Religionskrieg weitete sich aus

Was unter religiösem Vorzeichen begonnen hatte, ging schnell darüber hinaus. Auch nach der Wiedererlangung des Tempels und seiner Reinigung kämpft man weiter. Am Schluss steht ein fast völlig unabhängiges jüdisches Reich, in dem die Nachfahren der Makkabäer in Personalunion Könige, Hohepriester und oberste Militärführer waren. Eroberte Gebiete wurden zwangsweise der jüdischen Religion unterworfen: sicher der Süden des Landes - Idumäa, woher Antipater und sein Sohn Herodes stammten, wahrscheinlich auch Galiläa - das "Galiläa der Heiden" - , über dessen religiöse Unzuverlässigkeit man sich noch lange zu beklagen hatte. Johannes Hyrkan führte gegen die Samaritaner Krieg und zerstörte ihr Heiligtum und ihre Siedlung auf dem Garizim. Unter Alexander Jannai hatte das Reichsgebiet wieder fast den Umfang des Staates Israel unter David erreicht. Die Ideologie des Heiligen Landes, in dem allein das Gesetz der biblischen Religion gelten durfte, konnte den Machtansprüchen der Hasmonäer nur dienlich sein.

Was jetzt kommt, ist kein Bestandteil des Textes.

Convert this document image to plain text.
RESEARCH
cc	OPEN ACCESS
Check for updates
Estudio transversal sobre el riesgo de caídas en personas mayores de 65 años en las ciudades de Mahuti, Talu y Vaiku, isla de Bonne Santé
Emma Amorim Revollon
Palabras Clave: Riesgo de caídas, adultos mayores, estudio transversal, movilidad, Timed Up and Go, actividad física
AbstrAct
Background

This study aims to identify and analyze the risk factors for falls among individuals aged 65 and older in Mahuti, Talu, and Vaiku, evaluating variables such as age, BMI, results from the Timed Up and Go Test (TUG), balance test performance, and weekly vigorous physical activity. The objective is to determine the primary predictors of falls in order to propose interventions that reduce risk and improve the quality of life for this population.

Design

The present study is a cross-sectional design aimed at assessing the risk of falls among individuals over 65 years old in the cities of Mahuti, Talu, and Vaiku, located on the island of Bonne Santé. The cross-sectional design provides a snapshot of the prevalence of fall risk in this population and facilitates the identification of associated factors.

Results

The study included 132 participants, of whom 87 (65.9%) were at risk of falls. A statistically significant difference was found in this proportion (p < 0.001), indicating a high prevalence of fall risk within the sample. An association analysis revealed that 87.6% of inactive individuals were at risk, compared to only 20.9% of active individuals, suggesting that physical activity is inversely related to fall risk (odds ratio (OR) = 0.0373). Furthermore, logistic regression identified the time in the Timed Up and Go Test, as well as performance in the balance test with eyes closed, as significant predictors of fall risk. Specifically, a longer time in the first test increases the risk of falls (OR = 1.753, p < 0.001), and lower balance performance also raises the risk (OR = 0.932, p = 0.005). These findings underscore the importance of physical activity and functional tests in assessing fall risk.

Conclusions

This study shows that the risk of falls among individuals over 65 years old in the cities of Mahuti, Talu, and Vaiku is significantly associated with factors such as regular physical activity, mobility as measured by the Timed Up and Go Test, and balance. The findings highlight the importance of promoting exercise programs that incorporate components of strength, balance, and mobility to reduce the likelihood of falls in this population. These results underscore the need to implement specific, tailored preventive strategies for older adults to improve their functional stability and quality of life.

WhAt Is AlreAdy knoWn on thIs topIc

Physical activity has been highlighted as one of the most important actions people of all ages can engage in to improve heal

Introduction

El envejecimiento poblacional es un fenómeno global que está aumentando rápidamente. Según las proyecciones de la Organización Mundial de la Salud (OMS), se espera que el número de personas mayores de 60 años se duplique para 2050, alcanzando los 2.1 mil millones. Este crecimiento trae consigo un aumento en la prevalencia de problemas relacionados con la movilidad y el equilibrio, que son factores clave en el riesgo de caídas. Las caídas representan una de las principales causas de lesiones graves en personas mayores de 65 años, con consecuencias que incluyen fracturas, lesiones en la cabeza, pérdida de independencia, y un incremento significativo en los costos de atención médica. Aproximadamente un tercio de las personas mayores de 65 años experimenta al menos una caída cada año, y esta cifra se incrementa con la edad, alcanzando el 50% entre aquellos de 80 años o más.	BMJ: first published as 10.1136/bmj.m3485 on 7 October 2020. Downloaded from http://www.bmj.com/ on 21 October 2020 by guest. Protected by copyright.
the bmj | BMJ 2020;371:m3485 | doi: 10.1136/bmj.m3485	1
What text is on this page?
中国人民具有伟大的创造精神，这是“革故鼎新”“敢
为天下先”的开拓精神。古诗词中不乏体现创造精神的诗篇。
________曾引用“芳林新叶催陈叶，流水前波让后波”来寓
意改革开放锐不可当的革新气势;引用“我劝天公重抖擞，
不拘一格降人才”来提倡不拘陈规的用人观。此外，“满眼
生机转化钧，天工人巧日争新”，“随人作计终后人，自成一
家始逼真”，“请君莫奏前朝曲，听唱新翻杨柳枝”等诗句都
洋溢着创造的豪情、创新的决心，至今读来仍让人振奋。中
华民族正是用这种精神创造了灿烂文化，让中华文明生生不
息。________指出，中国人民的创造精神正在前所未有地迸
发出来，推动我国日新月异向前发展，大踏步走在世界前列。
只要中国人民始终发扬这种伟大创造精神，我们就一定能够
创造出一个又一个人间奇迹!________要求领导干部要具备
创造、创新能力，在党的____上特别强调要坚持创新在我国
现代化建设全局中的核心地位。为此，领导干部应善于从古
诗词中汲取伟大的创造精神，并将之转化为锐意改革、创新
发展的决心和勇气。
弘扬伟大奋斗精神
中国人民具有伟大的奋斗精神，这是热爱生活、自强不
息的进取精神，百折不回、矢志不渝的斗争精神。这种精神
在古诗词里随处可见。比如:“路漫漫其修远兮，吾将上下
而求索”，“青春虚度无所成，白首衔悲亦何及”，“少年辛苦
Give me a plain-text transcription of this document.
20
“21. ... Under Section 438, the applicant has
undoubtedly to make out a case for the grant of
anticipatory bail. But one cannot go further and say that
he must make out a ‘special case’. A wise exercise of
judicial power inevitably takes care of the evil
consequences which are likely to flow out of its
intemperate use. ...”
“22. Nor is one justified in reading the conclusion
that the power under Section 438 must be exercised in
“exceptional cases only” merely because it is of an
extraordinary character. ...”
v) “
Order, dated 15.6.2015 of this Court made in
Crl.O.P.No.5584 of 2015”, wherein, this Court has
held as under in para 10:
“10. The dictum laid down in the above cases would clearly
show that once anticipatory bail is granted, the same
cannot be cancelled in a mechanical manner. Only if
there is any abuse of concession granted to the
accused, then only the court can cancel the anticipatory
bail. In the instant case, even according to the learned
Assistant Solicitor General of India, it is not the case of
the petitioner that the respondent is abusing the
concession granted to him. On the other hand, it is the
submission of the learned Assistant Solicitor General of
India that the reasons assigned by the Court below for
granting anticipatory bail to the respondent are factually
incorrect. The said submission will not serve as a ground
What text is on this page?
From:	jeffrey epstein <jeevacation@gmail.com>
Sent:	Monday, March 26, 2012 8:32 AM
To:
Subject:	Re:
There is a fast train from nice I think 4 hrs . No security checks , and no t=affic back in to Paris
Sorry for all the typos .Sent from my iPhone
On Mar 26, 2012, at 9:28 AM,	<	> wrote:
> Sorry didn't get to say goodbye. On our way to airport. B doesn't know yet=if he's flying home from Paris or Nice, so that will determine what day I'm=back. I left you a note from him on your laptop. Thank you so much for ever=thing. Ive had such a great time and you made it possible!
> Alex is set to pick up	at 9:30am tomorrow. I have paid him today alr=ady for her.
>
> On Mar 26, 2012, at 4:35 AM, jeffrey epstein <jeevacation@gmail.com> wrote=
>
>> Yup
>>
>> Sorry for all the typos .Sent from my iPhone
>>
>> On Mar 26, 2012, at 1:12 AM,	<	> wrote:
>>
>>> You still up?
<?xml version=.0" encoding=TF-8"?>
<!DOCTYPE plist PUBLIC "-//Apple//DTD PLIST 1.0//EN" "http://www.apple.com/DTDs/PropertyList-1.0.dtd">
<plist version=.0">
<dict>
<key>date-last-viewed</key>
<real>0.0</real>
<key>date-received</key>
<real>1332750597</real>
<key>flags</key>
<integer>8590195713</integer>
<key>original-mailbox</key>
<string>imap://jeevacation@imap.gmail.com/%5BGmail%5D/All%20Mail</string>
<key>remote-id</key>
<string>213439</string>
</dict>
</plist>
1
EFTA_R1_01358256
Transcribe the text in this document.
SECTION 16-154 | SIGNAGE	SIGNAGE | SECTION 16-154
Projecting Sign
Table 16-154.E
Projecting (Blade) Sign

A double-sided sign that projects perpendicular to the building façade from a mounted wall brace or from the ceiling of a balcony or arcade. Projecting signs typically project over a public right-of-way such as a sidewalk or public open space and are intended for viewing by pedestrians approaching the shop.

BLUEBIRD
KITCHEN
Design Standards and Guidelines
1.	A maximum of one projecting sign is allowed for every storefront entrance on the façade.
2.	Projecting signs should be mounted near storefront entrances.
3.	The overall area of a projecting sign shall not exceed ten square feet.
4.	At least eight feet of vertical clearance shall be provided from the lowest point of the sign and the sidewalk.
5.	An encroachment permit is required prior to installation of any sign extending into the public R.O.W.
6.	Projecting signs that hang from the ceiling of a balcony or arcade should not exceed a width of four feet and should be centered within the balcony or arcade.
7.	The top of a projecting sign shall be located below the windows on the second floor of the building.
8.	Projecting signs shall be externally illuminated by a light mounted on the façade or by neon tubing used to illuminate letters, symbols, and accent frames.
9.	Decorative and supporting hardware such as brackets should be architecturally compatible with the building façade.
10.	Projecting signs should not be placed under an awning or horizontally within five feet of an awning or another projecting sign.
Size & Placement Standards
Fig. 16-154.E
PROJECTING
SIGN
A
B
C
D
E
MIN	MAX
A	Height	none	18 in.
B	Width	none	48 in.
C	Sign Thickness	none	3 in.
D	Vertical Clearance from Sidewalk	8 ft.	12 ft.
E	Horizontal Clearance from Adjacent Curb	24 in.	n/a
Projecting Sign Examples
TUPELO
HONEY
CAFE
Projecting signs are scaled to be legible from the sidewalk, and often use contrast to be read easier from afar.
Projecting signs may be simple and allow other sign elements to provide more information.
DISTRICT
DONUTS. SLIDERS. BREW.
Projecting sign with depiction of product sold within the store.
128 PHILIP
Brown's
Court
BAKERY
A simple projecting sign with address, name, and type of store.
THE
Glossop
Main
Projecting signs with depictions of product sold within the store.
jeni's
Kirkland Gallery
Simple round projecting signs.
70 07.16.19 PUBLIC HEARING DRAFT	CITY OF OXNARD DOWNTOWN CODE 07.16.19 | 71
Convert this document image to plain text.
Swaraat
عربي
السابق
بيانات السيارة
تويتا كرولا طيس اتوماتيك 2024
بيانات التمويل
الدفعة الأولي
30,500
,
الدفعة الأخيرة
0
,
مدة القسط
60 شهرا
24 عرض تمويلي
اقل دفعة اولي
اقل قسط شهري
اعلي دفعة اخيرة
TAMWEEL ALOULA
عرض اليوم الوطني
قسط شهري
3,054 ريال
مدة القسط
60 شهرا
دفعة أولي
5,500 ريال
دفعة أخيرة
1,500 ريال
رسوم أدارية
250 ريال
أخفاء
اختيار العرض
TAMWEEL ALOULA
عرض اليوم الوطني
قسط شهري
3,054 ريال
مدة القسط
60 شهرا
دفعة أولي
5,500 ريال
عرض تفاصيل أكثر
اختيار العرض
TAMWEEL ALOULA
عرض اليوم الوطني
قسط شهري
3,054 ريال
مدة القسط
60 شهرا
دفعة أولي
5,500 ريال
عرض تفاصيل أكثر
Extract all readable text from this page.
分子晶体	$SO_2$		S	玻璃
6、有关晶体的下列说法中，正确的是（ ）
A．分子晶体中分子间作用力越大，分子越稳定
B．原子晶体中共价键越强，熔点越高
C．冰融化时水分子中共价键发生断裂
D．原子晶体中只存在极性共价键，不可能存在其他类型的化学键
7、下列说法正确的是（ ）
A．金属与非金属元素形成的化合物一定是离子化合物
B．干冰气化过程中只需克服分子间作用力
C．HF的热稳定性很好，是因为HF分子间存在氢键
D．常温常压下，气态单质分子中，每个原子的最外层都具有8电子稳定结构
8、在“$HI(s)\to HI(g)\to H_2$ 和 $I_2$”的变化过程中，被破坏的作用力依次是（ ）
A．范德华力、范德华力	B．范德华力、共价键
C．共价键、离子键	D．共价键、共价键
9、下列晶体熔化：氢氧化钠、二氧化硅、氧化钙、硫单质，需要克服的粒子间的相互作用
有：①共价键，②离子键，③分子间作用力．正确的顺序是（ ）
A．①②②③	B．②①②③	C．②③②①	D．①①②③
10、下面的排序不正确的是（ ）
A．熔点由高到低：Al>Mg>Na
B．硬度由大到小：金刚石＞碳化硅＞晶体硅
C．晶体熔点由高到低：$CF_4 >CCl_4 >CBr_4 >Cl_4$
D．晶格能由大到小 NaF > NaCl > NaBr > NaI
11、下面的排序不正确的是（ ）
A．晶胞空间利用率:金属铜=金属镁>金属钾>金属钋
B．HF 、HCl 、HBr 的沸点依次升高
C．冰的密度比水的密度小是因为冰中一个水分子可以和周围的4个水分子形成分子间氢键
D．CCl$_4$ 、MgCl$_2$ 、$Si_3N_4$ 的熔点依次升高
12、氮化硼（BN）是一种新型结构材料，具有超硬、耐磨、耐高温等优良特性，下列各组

Religiöse Vorwände auch zur Bekämpfung innenpolitischer Gegner

Die weitere Geschichte zeigt, wie Gewalt für religiöse Zwecke bald Eigendynamik gewinnt und auch in der Innenpolitik Gegner unter religiösen Vorwänden immer mehr bekämpft wurden. Die Entstehung der jüdischen Religionsparteien in der Makkabäerzeit und die Geschichte ihrer Auseinandersetzungen ist auch in diesem Zusammenhang zu sehen. Anfangs stützen sich die hasmonäischen Könige auf die Pharisäer, wenden sich dann aber von ihnen ab, schaffen die pharisäischen Gesetzestraditionen ab und verbünden sich mit den Sadduzäern. Nach Jahren des Bürgerkriegs empfiehlt der sterbende Alexander Jannai seiner Frau, nach seinem Tod wieder die Pharisäer an der Macht zu beteiligen, was diese dazu ausnützen, ihre sadduzäischen Gegner gewaltsam und blutig zu verfolgen. Die Essener, die sich schon früher aus dem aktuellen politischen Geschehen zurückgezogen hatten, wurden in der Wüste am Versöhnungsfest (so nach eigenem Kalender, der von jenem in Jerusalem abwich) von Alexander Jannai überfallen. Bei Josephus Flavius, zum Teil nun auch in manchen Texten von Qumran, finden wir detailreich die Schilderung dieser steten Eskalation der Gewalt, die oft nur noch oberflächlich religiös begründet wurde.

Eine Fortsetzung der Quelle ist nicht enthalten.